The Death of SA302s: Why Are We Still Being Asked for Them?

Introduction

For many years, the SA302 was the go-to document for self-employed individuals applying for mortgages. Accountants were frequently asked to provide these forms to verify a client’s income. However, in 2017, HMRC stopped issuing SA302s directly to accountants, instead providing alternative ways for taxpayers to prove their income. Yet, eight years later, mortgage advisors and lenders are still asking for them. Why is the industry struggling to move on, and what should accountants be providing instead?
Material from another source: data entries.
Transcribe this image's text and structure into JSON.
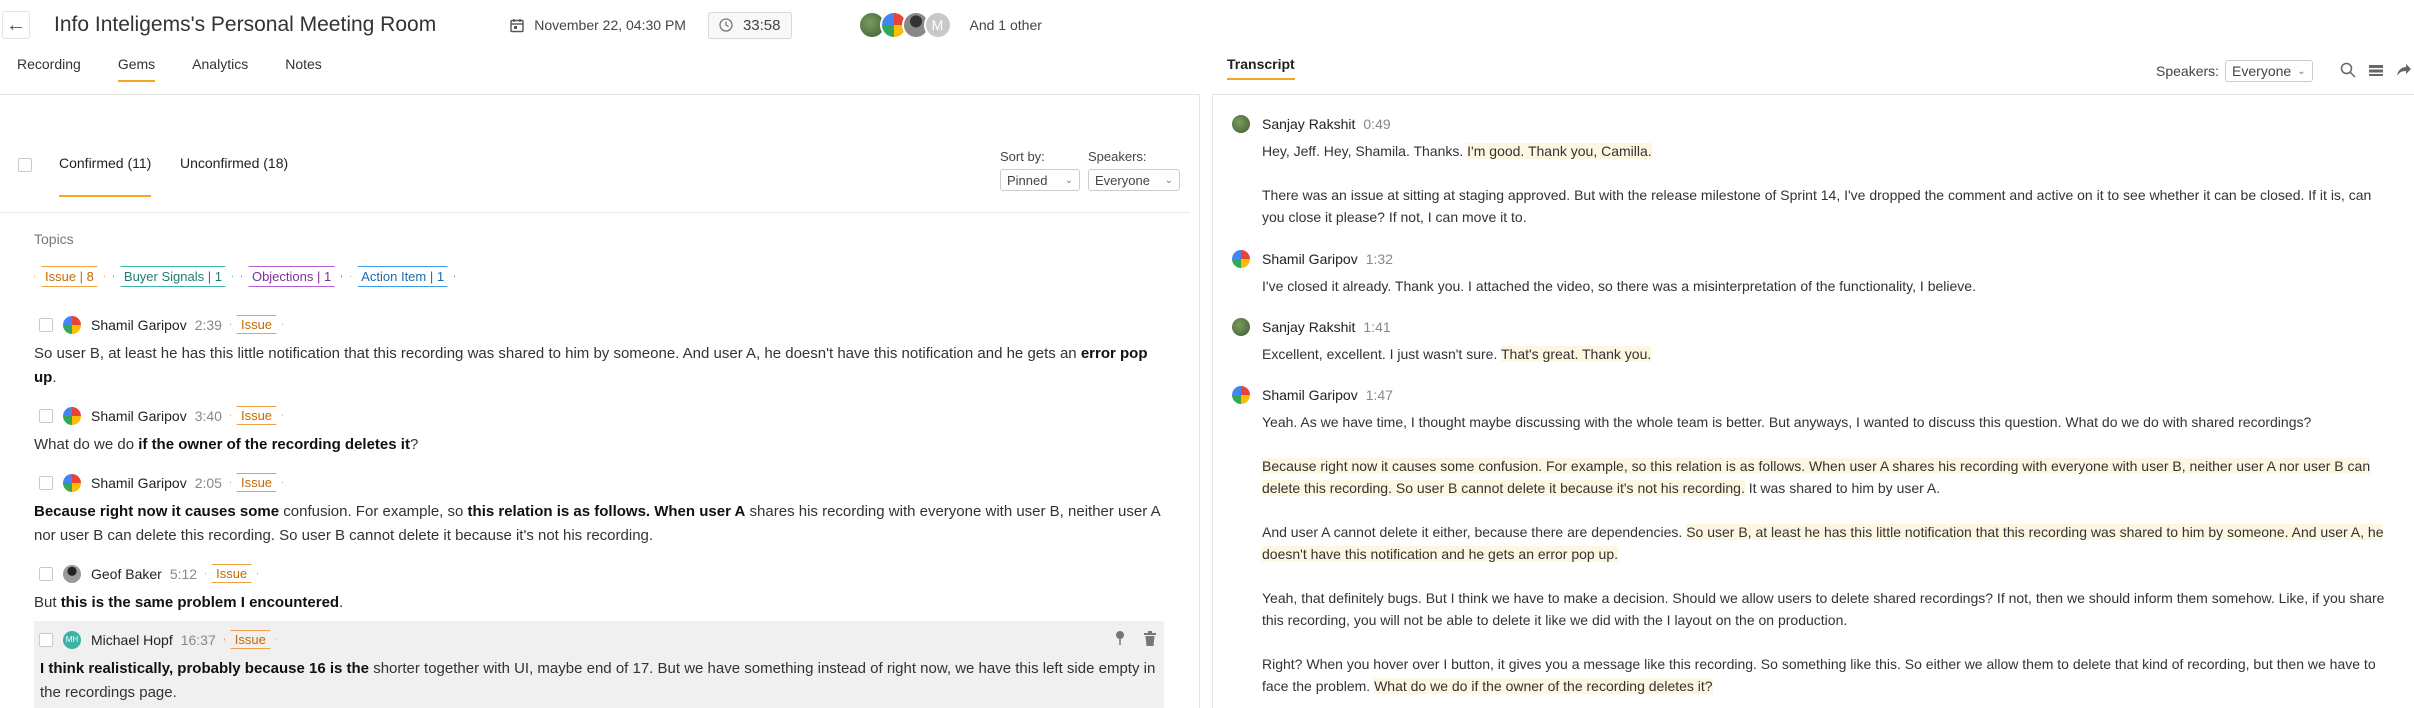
{
  "header": {
    "title": "Info Inteligems's Personal Meeting Room",
    "date": "November 22, 04:30 PM",
    "duration": "33:58",
    "participant_initial": "M",
    "others": "And 1 other"
  },
  "tabs": [
    "Recording",
    "Gems",
    "Analytics",
    "Notes"
  ],
  "active_tab": "Gems",
  "transcript_tab": "Transcript",
  "transcript_filter": {
    "label": "Speakers:",
    "value": "Everyone"
  },
  "gems": {
    "confirmed_label": "Confirmed (11)",
    "unconfirmed_label": "Unconfirmed (18)",
    "sort_label": "Sort by:",
    "sort_value": "Pinned",
    "speakers_label": "Speakers:",
    "speakers_value": "Everyone",
    "topics_label": "Topics",
    "topics": [
      {
        "label": "Issue | 8",
        "color": "#f0a145"
      },
      {
        "label": "Buyer Signals | 1",
        "color": "#3bb3a7"
      },
      {
        "label": "Objections | 1",
        "color": "#b65bd6"
      },
      {
        "label": "Action Item | 1",
        "color": "#3d9be9"
      }
    ],
    "items": [
      {
        "speaker": "Shamil Garipov",
        "time": "2:39",
        "tag": "Issue",
        "text_a": "So user B, at least he has this little notification that this recording was shared to him by someone. And user A, he doesn't have this notification and he gets an ",
        "bold_a": "error pop up",
        "text_b": "."
      },
      {
        "speaker": "Shamil Garipov",
        "time": "3:40",
        "tag": "Issue",
        "text_a": "What do we do ",
        "bold_a": "if the owner of the recording deletes it",
        "text_b": "?"
      },
      {
        "speaker": "Shamil Garipov",
        "time": "2:05",
        "tag": "Issue",
        "bold_a": "Because right now it causes some",
        "text_a": " confusion. For example, so ",
        "bold_b": "this relation is as follows. When user A",
        "text_b": " shares his recording with everyone with user B, neither user A nor user B can delete this recording. So user B cannot delete it because it's not his recording."
      },
      {
        "speaker": "Geof Baker",
        "time": "5:12",
        "tag": "Issue",
        "text_a": "But ",
        "bold_a": "this is the same problem I encountered",
        "text_b": "."
      },
      {
        "speaker": "Michael Hopf",
        "time": "16:37",
        "tag": "Issue",
        "initials": "MH",
        "bold_a": "I think realistically, probably because 16 is the",
        "text_a": " shorter together with UI, maybe end of 17. But we have something instead of right now, we have this left side empty in the recordings page."
      }
    ]
  },
  "transcript": [
    {
      "speaker": "Sanjay Rakshit",
      "time": "0:49",
      "p1_plain": "Hey, Jeff. Hey, Shamila. Thanks. ",
      "p1_hl": "I'm good. Thank you, Camilla.",
      "p2": "There was an issue at sitting at staging approved. But with the release milestone of Sprint 14, I've dropped the comment and active on it to see whether it can be closed. If it is, can you close it please? If not, I can move it to."
    },
    {
      "speaker": "Shamil Garipov",
      "time": "1:32",
      "p1": "I've closed it already. Thank you. I attached the video, so there was a misinterpretation of the functionality, I believe."
    },
    {
      "speaker": "Sanjay Rakshit",
      "time": "1:41",
      "p1_plain": "Excellent, excellent. I just wasn't sure. ",
      "p1_hl": "That's great. Thank you."
    },
    {
      "speaker": "Shamil Garipov",
      "time": "1:47",
      "p1": "Yeah. As we have time, I thought maybe discussing with the whole team is better. But anyways, I wanted to discuss this question. What do we do with shared recordings?",
      "p2_hl": "Because right now it causes some confusion. For example, so this relation is as follows. When user A shares his recording with everyone with user B, neither user A nor user B can delete this recording. So user B cannot delete it because it's not his recording.",
      "p2_plain": " It was shared to him by user A.",
      "p3_plain": "And user A cannot delete it either, because there are dependencies. ",
      "p3_hl": "So user B, at least he has this little notification that this recording was shared to him by someone. And user A, he doesn't have this notification and he gets an error pop up.",
      "p4": "Yeah, that definitely bugs. But I think we have to make a decision. Should we allow users to delete shared recordings? If not, then we should inform them somehow. Like, if you share this recording, you will not be able to delete it like we did with the I layout on the on production.",
      "p5_plain": "Right? When you hover over I button, it gives you a message like this recording. So something like this. So either we allow them to delete that kind of recording, but then we have to face the problem. ",
      "p5_hl": "What do we do if the owner of the recording deletes it?"
    }
  ]
}
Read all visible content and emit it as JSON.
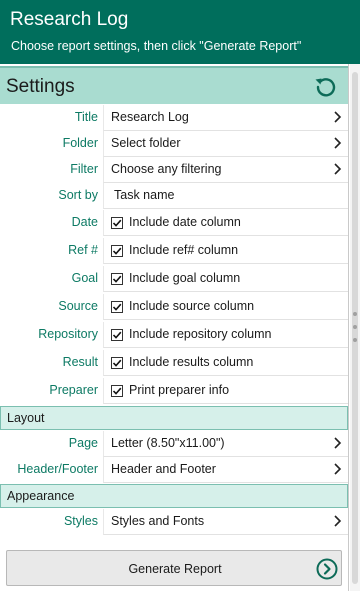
{
  "header": {
    "title": "Research Log",
    "subtitle": "Choose report settings, then click \"Generate Report\""
  },
  "settings": {
    "label": "Settings"
  },
  "rows": {
    "title": {
      "label": "Title",
      "value": "Research Log"
    },
    "folder": {
      "label": "Folder",
      "value": "Select folder"
    },
    "filter": {
      "label": "Filter",
      "value": "Choose any filtering"
    },
    "sortby": {
      "label": "Sort by",
      "value": "Task name"
    },
    "date": {
      "label": "Date",
      "value": "Include date column",
      "checked": true
    },
    "ref": {
      "label": "Ref #",
      "value": "Include ref# column",
      "checked": true
    },
    "goal": {
      "label": "Goal",
      "value": "Include goal column",
      "checked": true
    },
    "source": {
      "label": "Source",
      "value": "Include source column",
      "checked": true
    },
    "repository": {
      "label": "Repository",
      "value": "Include repository column",
      "checked": true
    },
    "result": {
      "label": "Result",
      "value": "Include results column",
      "checked": true
    },
    "preparer": {
      "label": "Preparer",
      "value": "Print preparer info",
      "checked": true
    },
    "page": {
      "label": "Page",
      "value": "Letter (8.50\"x11.00\")"
    },
    "headerfooter": {
      "label": "Header/Footer",
      "value": "Header and Footer"
    },
    "styles": {
      "label": "Styles",
      "value": "Styles and Fonts"
    }
  },
  "sections": {
    "layout": "Layout",
    "appearance": "Appearance"
  },
  "generate_button": {
    "label": "Generate Report"
  },
  "icons": {
    "reset": "refresh-icon",
    "chevron": "chevron-right-icon",
    "checkbox": "check-icon",
    "go": "arrow-circle-right-icon"
  },
  "colors": {
    "header_bg": "#006e5c",
    "settings_bar_bg": "#a9dcd0",
    "section_bar_bg": "#d6f0ea",
    "label_text": "#0d7a64",
    "accent": "#0d6b58"
  }
}
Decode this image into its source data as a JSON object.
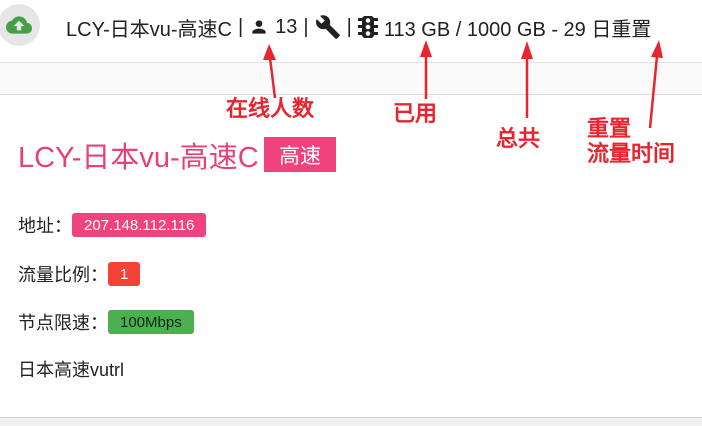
{
  "topbar": {
    "upload_icon": "cloud-upload-icon",
    "node_name": "LCY-日本vu-高速C",
    "sep1": "|",
    "user_icon": "person-icon",
    "online_count": "13",
    "sep2": "|",
    "wrench_icon": "wrench-icon",
    "sep3": "|",
    "traffic_icon": "traffic-light-icon",
    "traffic_text": "113 GB / 1000 GB - 29 日重置"
  },
  "annotations": {
    "online": "在线人数",
    "used": "已用",
    "total": "总共",
    "reset_line1": "重置",
    "reset_line2": "流量时间"
  },
  "card": {
    "title": "LCY-日本vu-高速C",
    "badge": "高速",
    "address_label": "地址：",
    "address_value": "207.148.112.116",
    "ratio_label": "流量比例：",
    "ratio_value": "1",
    "speed_label": "节点限速：",
    "speed_value": "100Mbps",
    "description": "日本高速vutrl"
  },
  "colors": {
    "accent_pink": "#f0437d",
    "title_pink": "#e5417a",
    "badge_red": "#f44336",
    "badge_green": "#4caf50",
    "annotation_red": "#e8252f",
    "upload_green": "#43a047"
  }
}
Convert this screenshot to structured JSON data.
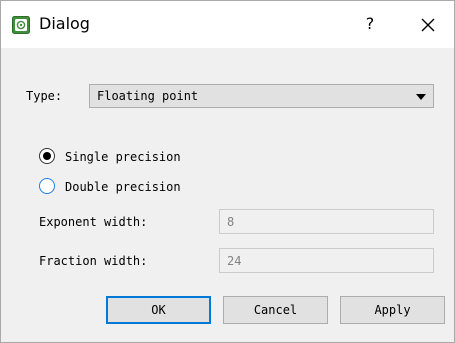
{
  "window": {
    "title": "Dialog",
    "help_label": "?",
    "icon": "app-icon",
    "close_icon": "close-icon"
  },
  "type_row": {
    "label": "Type:",
    "value": "Floating point"
  },
  "precision": {
    "single_label": "Single precision",
    "double_label": "Double precision",
    "selected": "single"
  },
  "exponent": {
    "label": "Exponent width:",
    "value": "8"
  },
  "fraction": {
    "label": "Fraction width:",
    "value": "24"
  },
  "buttons": {
    "ok": "OK",
    "cancel": "Cancel",
    "apply": "Apply"
  },
  "colors": {
    "focus_accent": "#0078d7",
    "radio_unchecked_border": "#1e7de0",
    "disabled_text": "#838383"
  }
}
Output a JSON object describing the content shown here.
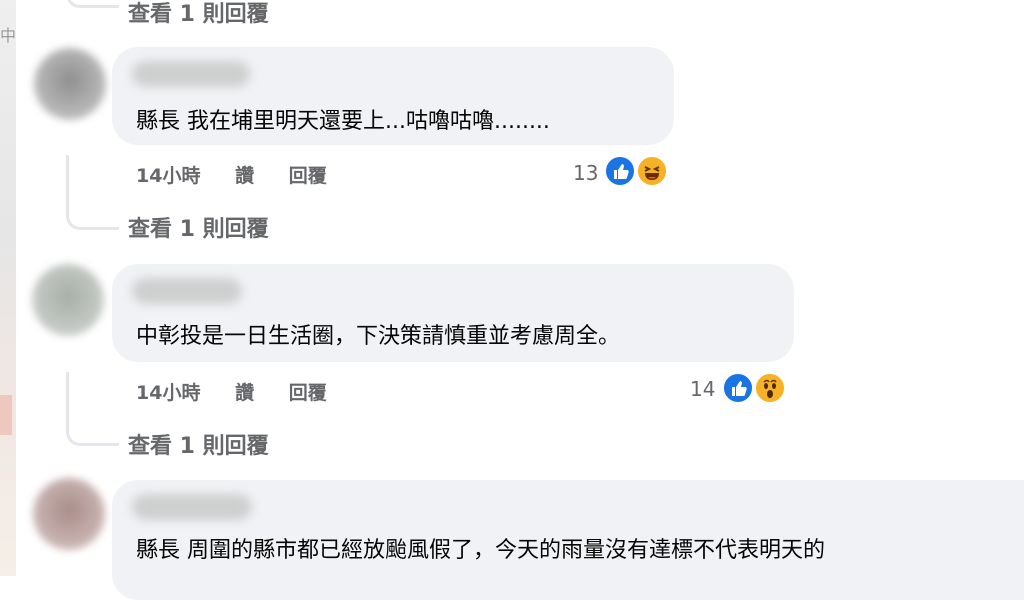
{
  "top_link": {
    "label": "查看 1 則回覆"
  },
  "comments": [
    {
      "text": "縣長 我在埔里明天還要上...咕嚕咕嚕........",
      "time": "14小時",
      "like_label": "讚",
      "reply_label": "回覆",
      "reaction_count": "13",
      "reactions": [
        "like-icon",
        "laughing-face-icon"
      ],
      "view_replies": "查看 1 則回覆"
    },
    {
      "text": "中彰投是一日生活圈，下決策請慎重並考慮周全。",
      "time": "14小時",
      "like_label": "讚",
      "reply_label": "回覆",
      "reaction_count": "14",
      "reactions": [
        "like-icon",
        "wow-face-icon"
      ],
      "view_replies": "查看 1 則回覆"
    },
    {
      "text": "縣長 周圍的縣市都已經放颱風假了，今天的雨量沒有達標不代表明天的"
    }
  ],
  "colors": {
    "bubble": "#f0f2f5",
    "meta": "#65676b",
    "like_blue": "#1b74e4",
    "emoji_yellow": "#f7b125"
  }
}
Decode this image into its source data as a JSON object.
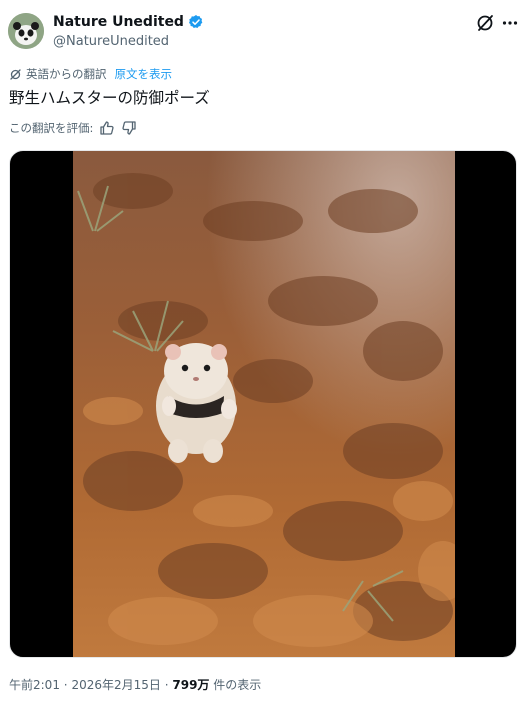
{
  "author": {
    "display_name": "Nature Unedited",
    "handle": "@NatureUnedited",
    "verified": true,
    "avatar_icon": "panda-avatar"
  },
  "header_actions": {
    "grok_icon": "grok-icon",
    "more_icon": "more-icon"
  },
  "translation": {
    "notice": "英語からの翻訳",
    "show_original": "原文を表示"
  },
  "tweet": {
    "text": "野生ハムスターの防御ポーズ"
  },
  "rate_translation": {
    "label": "この翻訳を評価:"
  },
  "media": {
    "type": "video"
  },
  "meta": {
    "time": "午前2:01",
    "separator": "·",
    "date": "2026年2月15日",
    "views_count": "799万",
    "views_label": "件の表示"
  },
  "colors": {
    "link": "#1d9bf0",
    "secondary_text": "#536471",
    "primary_text": "#0f1419"
  }
}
Why Did HMRC Scrap the SA302?

The SA302 was essentially a summary of an individual’s tax return, but with HMRC’s push towards digitalisation, they discontinued issuing them to accountants in 2017. The goal was to encourage self-service, allowing taxpayers to access their financial data directly. This shift aligned with HMRC’s broader Making Tax Digital (MTD) initiative, aimed at improving efficiency and reducing reliance on paper-based processes.

Despite this change, many mortgage lenders continued requesting SA302s out of habit, unaware of or resistant to HMRC’s new approach.

What Should Mortgage Advisors Be Asking For?

While SA302s are a thing of the past, there are perfectly valid alternatives available that provide the same information:

  1. Accountant-Prepared Tax Calculations – Generated from professional accounting software, these show the same tax return information that an SA302 once did.
  2. Tax Year Overviews from HMRC – Available for download from the HMRC portal, these serve as official confirmation of tax liability and payments made.

Together, these documents offer lenders all the verification they need, with the added benefit of being current and directly sourced from HMRC’s systems.

Why Are People Still Asking for SA302s in 2025?

Despite clear guidance from HMRC, many mortgage lenders and advisors have been slow to update their requirements. Reasons include:

  • Outdated policies – Some lenders still use checklists created years ago, failing to revise them in line with HMRC’s changes.
  • Lack of awareness – Many mortgage advisors are simply unaware that SA302s are no longer issued.
  • Resistance to change – The financial industry often clings to familiar processes, even when more efficient alternatives exist.

How to Educate Clients and Mortgage Advisors

Accountants and financial professionals can play a key role in helping to update industry practices by:

  • Proactively informing clients about the correct documents they need when applying for a mortgage.
  • Providing clear guidance to mortgage advisors on the HMRC-approved alternatives.
  • Encouraging lenders to update their policies, perhaps even directing them to HMRC’s official guidance on acceptable proof of income.

Conclusion

SA302s have been ‘dead’ for eight years, yet their ghost still haunts mortgage applications today. The reality is that HMRC has moved on, and so should mortgage lenders. By embracing the approved alternatives—Tax Calculations and Tax Year Overviews—both accountants and lenders can ensure a smoother, more efficient mortgage application process for self-employed individuals.

It’s time to let the SA302 rest in peace.